I became a better developer by understanding how things ran in Production – Marc Hofer

Summary

In summary – Tools are important, people and relationships are importanter (new word), you should automate everything, take little steps instead of big ones, stick to the principles of continuous delivery, and the new Snow White movie is bollocks.

Upcoming Agile/DevOps/CI Events

There’s a free talk this evening at Skills Matter (London) about Continuous Delivery by Tom Duckering and Marc Hofer. Tom did a talk on “Coping with Big CI” a few months ago, which was interesting and very well delivered. I’m looking forward to tonight’s talk.

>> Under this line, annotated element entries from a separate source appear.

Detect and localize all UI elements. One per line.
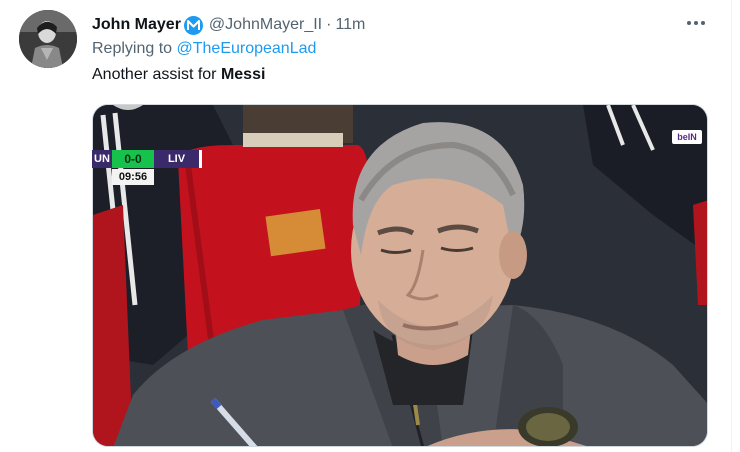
scorebug-home-team: UN xyxy=(92,150,112,168)
more-options-button[interactable] xyxy=(682,12,710,34)
scorebug-score: 0-0 xyxy=(112,150,154,168)
reply-mention-link[interactable]: @TheEuropeanLad xyxy=(177,40,317,57)
tweet-text-plain: Another assist for xyxy=(92,66,217,83)
timeline-border xyxy=(731,0,732,452)
tweet-text-bold: Messi xyxy=(220,66,266,83)
more-dots-icon xyxy=(687,21,705,25)
scorebug-away-team: LIV xyxy=(154,150,202,168)
avatar-image xyxy=(19,10,77,68)
broadcaster-logo: beIN xyxy=(672,130,702,144)
reply-prefix: Replying to xyxy=(92,40,173,57)
tweet-header: John Mayer @JohnMayer_II · 11m xyxy=(92,14,365,36)
author-handle[interactable]: @JohnMayer_II xyxy=(209,16,322,34)
tweet-timestamp[interactable]: 11m xyxy=(335,16,365,34)
scorebug-clock: 09:56 xyxy=(112,169,154,185)
reply-context: Replying to @TheEuropeanLad xyxy=(92,40,316,58)
verified-m-badge-icon xyxy=(183,15,203,35)
author-display-name[interactable]: John Mayer xyxy=(92,16,181,34)
header-separator: · xyxy=(326,16,332,33)
tweet-card[interactable]: John Mayer @JohnMayer_II · 11m Replying … xyxy=(0,0,740,452)
avatar[interactable] xyxy=(19,10,77,68)
tweet-text: Another assist for Messi xyxy=(92,66,265,84)
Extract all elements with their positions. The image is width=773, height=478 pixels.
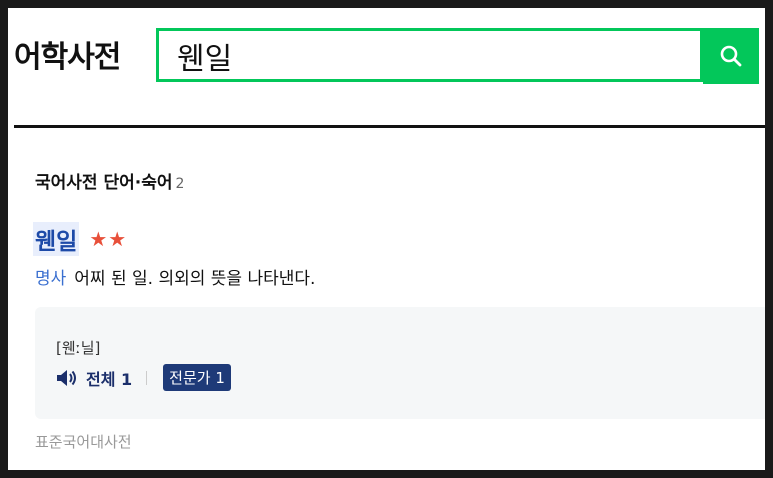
audio-all-button[interactable]: 전체 1 bbox=[86, 366, 132, 390]
speaker-icon[interactable] bbox=[56, 369, 78, 387]
entry-word-link[interactable]: 웬일 bbox=[33, 222, 80, 256]
app-title[interactable]: 어학사전 bbox=[14, 32, 121, 76]
search-icon bbox=[720, 45, 742, 67]
search-box[interactable] bbox=[156, 28, 703, 82]
definition-text: 어찌 된 일. 의외의 뜻을 나타낸다. bbox=[74, 269, 316, 289]
expert-audio-button[interactable]: 전문가 1 bbox=[163, 364, 231, 391]
separator bbox=[146, 370, 148, 385]
header-divider bbox=[14, 125, 765, 128]
part-of-speech: 명사 bbox=[35, 269, 67, 289]
section-count: 2 bbox=[175, 176, 185, 192]
entry-headword: 웬일 ★★ bbox=[33, 222, 127, 256]
entry-definition: 명사 어찌 된 일. 의외의 뜻을 나타낸다. bbox=[35, 264, 315, 289]
importance-stars: ★★ bbox=[89, 227, 128, 251]
search-input[interactable] bbox=[177, 39, 677, 73]
section-title: 국어사전 단어·숙어 2 bbox=[35, 168, 184, 193]
section-title-text: 국어사전 단어·숙어 bbox=[35, 173, 173, 193]
pronunciation-text: [웬ː닐] bbox=[56, 339, 101, 357]
dictionary-source[interactable]: 표준국어대사전 bbox=[35, 431, 132, 452]
pronunciation-box: [웬ː닐] 전체 1 전문가 1 bbox=[35, 307, 765, 419]
audio-row: 전체 1 전문가 1 bbox=[56, 364, 231, 391]
search-button[interactable] bbox=[703, 28, 759, 84]
dictionary-page: 어학사전 국어사전 단어·숙어2 웬일 ★★ 명사 어찌 된 일. 의외의 뜻을 … bbox=[8, 8, 765, 470]
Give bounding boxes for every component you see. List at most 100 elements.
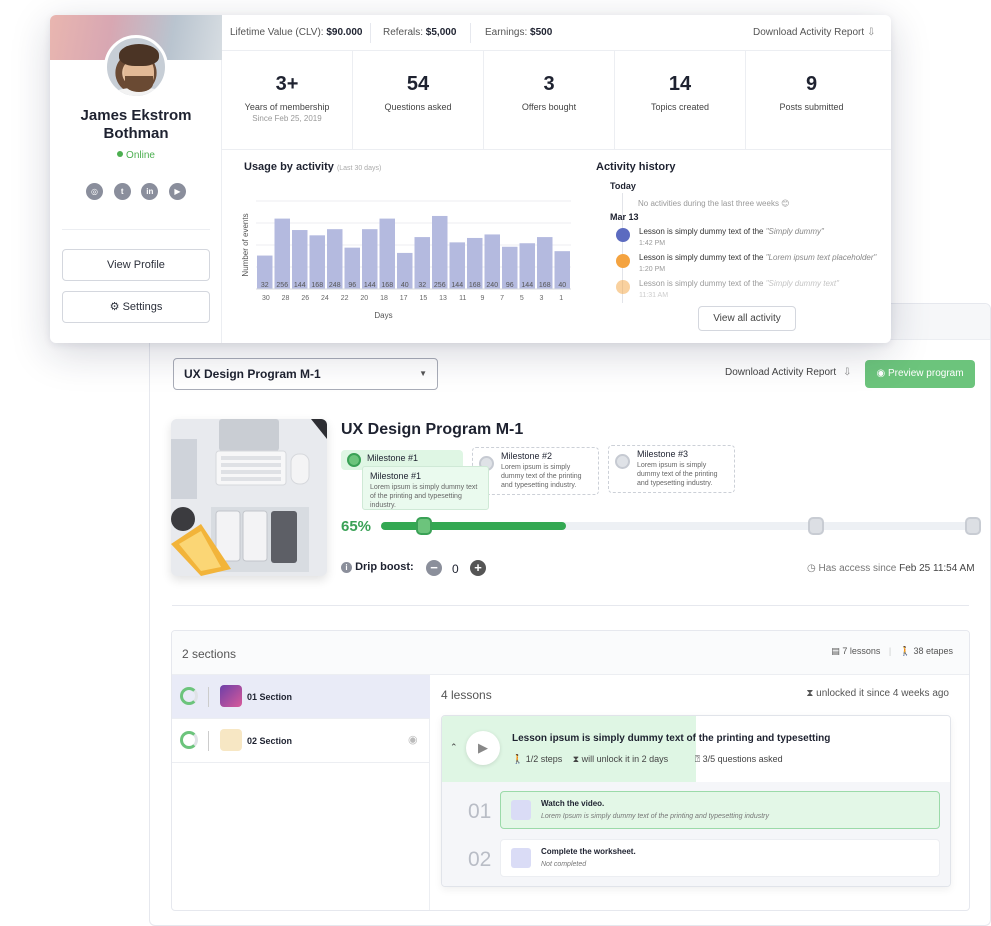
etapes-count: 38 etapes (913, 646, 953, 656)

Then tomorrow there’s the DevOps summit (again in London), which is being chaired by Stephen Nelson-Smith, author of “Test-Driven Infrastructure with Chef” (you can find my review of the book here). Atlassian and CollabNet will have speakers/panelists at this event so I’m expecting it to be very worthwhile.

On the 26th June, again in London (it’s all happening in London for a change), there’s Software Experts Summit, subtitled “Mastering Uncertainty in the Software Industry: Risks, Rewards, and Reality”, I’m expecting there will be a decent amount of DevOps/Continuous Delivery coverage. Speakers include representatives from Microsoft and Groupon.

Next Thursday (June 28th) there’s an Agile Evangelists Meetup in London entitled “Agility within a Client Driven Environment” with talks from experienced agile experts from a range of industries. These are usually pretty good events and the speakers usually have a great deal to offer.

And as I mentioned in an earlier post, there’s the Jenkins User Conference in Israel on July 5th.